We loved what Paola of Amara Kitchen had to say to us during a recent stop for rose tea and breakfast grain bowls, “We really set up our menu so that you can eat the way you’re feeling that day. Both myself and my partner have followed different diets during different seasons according to our bodies’ needs. Sometimes you need deep nourishment and sometimes you need to back off and keep things light. Our menu lets you do that.”

Here’s What the New Flexitarianism Looks Like…
+ A balanced eater decides to eat vegan for the week because they’re feeling rundown and overwhelmed.
+ A vegetarian decides to listen to their body’s craving for meat and orders a clean, sustainable portion of meat to stay in tune with their body’s needs.
+ Two best friends eat out at a top L.A. restaurant; one is able to order from several gluten-free options and the other can eat paleo right off the menu – without being “that guy” in the least.
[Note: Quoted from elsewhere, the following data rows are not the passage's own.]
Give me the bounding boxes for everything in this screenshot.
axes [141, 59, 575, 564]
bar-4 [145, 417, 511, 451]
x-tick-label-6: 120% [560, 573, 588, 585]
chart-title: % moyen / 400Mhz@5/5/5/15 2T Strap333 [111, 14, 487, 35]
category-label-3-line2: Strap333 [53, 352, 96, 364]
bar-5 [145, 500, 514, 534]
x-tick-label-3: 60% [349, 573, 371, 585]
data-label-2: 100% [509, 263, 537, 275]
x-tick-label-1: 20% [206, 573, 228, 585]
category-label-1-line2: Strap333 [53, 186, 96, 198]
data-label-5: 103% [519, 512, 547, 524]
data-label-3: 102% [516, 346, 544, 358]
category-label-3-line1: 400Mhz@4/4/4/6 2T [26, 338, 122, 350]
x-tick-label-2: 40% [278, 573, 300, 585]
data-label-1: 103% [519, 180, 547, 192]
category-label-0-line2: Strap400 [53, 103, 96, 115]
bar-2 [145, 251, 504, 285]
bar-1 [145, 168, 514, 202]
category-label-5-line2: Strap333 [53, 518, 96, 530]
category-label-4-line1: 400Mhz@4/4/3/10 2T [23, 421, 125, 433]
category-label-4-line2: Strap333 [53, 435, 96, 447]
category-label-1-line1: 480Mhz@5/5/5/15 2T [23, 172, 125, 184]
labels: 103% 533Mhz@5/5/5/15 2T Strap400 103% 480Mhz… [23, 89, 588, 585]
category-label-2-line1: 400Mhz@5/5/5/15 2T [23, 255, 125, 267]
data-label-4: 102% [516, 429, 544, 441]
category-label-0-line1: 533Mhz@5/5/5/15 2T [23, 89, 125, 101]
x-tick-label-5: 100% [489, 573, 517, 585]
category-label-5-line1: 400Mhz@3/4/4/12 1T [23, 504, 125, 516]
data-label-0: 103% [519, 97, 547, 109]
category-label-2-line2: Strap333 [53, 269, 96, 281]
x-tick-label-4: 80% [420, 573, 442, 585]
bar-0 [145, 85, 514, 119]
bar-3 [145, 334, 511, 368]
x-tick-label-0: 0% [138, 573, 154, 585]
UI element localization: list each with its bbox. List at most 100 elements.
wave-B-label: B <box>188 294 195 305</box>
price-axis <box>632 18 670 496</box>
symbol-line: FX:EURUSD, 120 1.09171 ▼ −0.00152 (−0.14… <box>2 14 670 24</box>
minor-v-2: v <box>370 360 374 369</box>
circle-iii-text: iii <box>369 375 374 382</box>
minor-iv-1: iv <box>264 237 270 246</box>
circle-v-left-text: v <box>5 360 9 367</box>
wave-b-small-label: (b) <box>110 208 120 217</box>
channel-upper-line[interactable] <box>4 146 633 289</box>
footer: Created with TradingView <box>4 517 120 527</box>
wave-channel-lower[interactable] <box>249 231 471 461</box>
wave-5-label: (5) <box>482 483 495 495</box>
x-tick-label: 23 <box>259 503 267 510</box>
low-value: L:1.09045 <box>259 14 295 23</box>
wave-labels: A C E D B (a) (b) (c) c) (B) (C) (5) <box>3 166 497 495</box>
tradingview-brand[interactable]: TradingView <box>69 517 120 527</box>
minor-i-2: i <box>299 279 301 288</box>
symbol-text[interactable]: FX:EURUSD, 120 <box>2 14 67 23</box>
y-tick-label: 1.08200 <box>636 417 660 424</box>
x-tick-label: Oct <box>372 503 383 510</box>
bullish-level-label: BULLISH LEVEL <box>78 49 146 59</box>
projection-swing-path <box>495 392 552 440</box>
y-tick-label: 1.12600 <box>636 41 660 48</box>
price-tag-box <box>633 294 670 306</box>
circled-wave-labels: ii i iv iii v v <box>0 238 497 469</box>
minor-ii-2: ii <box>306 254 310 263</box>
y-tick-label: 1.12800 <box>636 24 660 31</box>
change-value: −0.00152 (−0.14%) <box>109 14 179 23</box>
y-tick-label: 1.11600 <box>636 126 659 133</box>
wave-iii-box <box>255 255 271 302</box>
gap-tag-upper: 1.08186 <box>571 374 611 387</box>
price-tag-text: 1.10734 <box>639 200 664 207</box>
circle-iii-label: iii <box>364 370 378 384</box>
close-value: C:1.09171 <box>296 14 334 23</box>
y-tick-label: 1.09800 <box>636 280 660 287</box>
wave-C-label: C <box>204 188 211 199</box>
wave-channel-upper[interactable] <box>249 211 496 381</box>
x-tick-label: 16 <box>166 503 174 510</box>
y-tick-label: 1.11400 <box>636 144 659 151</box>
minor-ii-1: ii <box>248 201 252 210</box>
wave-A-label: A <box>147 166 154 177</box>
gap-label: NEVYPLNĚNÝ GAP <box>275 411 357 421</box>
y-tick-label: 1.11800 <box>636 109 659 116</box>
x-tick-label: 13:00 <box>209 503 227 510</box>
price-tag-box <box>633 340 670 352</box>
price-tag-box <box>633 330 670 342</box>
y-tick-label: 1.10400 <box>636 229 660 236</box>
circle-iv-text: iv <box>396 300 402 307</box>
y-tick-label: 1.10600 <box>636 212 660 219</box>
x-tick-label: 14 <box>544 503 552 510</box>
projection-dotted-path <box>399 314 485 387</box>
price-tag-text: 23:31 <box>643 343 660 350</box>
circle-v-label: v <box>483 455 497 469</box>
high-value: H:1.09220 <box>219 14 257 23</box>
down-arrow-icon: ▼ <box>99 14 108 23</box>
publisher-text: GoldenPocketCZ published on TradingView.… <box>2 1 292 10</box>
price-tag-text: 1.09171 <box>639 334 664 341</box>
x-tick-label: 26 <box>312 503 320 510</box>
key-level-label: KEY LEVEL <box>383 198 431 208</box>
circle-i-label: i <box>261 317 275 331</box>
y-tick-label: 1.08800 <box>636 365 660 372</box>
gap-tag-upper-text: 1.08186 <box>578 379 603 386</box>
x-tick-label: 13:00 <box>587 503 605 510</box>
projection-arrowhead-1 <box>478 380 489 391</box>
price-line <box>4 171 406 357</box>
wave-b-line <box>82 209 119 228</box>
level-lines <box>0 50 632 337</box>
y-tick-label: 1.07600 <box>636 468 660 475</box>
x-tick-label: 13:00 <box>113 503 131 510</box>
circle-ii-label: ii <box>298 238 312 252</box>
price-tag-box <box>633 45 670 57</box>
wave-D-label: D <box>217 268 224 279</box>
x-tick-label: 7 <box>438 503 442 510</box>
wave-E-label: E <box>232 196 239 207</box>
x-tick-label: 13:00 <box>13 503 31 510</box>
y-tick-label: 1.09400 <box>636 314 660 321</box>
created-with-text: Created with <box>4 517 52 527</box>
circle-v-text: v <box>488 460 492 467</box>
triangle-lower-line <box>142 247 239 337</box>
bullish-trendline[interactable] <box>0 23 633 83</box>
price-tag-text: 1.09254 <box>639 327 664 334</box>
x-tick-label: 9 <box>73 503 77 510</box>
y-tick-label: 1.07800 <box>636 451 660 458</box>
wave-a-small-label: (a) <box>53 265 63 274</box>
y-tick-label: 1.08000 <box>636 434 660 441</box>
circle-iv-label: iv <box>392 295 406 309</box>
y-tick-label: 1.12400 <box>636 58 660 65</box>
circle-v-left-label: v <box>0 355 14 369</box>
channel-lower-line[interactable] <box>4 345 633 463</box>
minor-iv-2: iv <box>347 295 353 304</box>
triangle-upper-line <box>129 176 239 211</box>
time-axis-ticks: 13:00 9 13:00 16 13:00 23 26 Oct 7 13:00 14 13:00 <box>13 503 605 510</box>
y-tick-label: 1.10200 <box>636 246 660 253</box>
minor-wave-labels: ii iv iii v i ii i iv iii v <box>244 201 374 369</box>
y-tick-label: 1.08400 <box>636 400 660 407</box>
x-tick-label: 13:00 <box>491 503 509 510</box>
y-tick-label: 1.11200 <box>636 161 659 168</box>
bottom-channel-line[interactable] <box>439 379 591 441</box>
The trend toward a more flexible diet is certainly not exclusive to us here in L.A., most of our readers have likely tried a number of “eating philosophies” over the years (getting a little nuts here in my avoidance of the word “diet”!) and fall into three camps: those who’ve latched on to one way of eating that has transformed them – say, paleo – and have let it guide their way of life completely; those who’ve tried many philosophies and adapted a mix of their elements into a customized diet; and those whose brains have collapsed from info overload and have reverted quietly back into any way to eating that involves food.

Whatever camp you’re in, this ‘new flexitarianism’ will serve you well. If you’re in camp three and are at a total loss, you can begin eating nutrient dense foods without much confusion and take your time in learning what your body likes the most. If you’re in camp two, you can continue on in your intuitive eating without feeling like you’re a commitment-phobe or a cheat, and if you’re in camp three, maybe you can relax some of your ideas about these labels – or at least stop annoying your friends by talking about them so much (we’re totally guilty)!

Are you feeling us on this topic? What do you think about the increase in access and info on all these eating philosophies and how they affect the way you think about food these days? We want to hear from you!

And please, if you’re gluten intolerant, in ketosis, or vegan for moral reasons, know that we respect a steadfast commitment to a more rigid diet as well!